‘Bruce McLaren was a talented engineer and a world class racing driver,’ observed Lord March at the start of his tribute to the great New Zealander, the Goodwood Revival this weekend celebrating 50 years of the McLaren marque. ‘He was highly-skilled, meticulous and always fun.’
An evocative collection of cars associated with McLaren’s career lapped the Goodwood Motor Circuit today, recalling a career that encompassed four grands prix wins as well as victory in the 1966 Le Mans 24 Hours.
The mighty sports racers that carried his name dominated the Can-Am series and an example of these was included in a line-up that ranged from Formula One Cooper-Climax to the Aston Martin Projects 212 and 214; Ford GT40 to McLaren’s own prototype road car, the M6GT.

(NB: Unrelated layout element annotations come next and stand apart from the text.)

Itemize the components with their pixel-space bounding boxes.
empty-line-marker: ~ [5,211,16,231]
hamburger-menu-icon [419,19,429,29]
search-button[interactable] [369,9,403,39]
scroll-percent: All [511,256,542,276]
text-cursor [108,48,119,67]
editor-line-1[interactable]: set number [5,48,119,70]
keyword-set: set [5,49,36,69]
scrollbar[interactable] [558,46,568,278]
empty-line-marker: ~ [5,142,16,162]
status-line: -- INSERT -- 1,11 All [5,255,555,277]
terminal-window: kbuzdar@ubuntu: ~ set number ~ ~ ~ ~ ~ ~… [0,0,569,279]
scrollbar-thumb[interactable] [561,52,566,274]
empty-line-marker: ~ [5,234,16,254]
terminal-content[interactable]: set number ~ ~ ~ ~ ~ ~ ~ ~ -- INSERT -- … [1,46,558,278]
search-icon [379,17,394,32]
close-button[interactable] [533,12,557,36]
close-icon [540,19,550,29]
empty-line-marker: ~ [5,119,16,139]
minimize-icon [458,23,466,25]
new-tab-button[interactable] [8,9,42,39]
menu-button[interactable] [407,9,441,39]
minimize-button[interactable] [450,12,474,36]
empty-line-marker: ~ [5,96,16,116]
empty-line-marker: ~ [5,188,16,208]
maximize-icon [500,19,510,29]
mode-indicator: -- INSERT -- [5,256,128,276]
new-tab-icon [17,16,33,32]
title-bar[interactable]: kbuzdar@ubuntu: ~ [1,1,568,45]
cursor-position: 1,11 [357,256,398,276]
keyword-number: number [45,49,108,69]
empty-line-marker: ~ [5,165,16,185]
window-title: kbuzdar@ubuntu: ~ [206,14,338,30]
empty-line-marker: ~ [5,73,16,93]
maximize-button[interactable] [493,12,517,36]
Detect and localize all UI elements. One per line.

Bruce’s daughter Amanda and sister Jan joined a host of Bruce’s friends and colleagues on the grid, such as legendary McLaren designer Gordon Coppuck and forthright team manager Alastair Caldwell. It was a fitting tribute to one of the sport’s most significant figures.

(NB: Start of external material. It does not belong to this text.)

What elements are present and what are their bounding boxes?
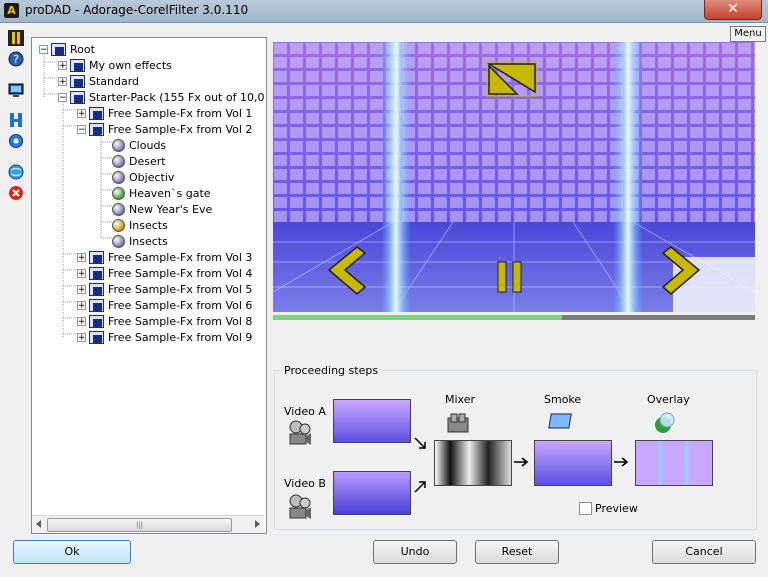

Saturday also featured a full programme of seven races with part one of the St Mary’s Trophy, for 1960s saloons, one of the most frenetic ever witnessed at a Goodwood Revival.
Nine times Le Mans winner Tom Kristensen blasted through the field from the back of the grid in his mighty Ford Fairlane Thunderbolt to overtake a hectic three-way battle that had been trading places for the lead. The most evocative race of the day must, though, have been the Lavant Cup that, this year, was held for drum-braked Ferrari sports prototypes of the 1950s and which was won by James Cottingham’s 500 TRC from 1957.
The Goodwood Revival is not, though, just about racing and another feature of today was the Bonhams Auction. The highlight was the sale of ‘Blue Lena’, the Bentley S3 Continental Flying Sports Spur Saloon of Keith Richards, which was bought for £763,100, this being the car, named after singer Lena Horne, that carried the Rolling Stones’ guitarist on many a journey.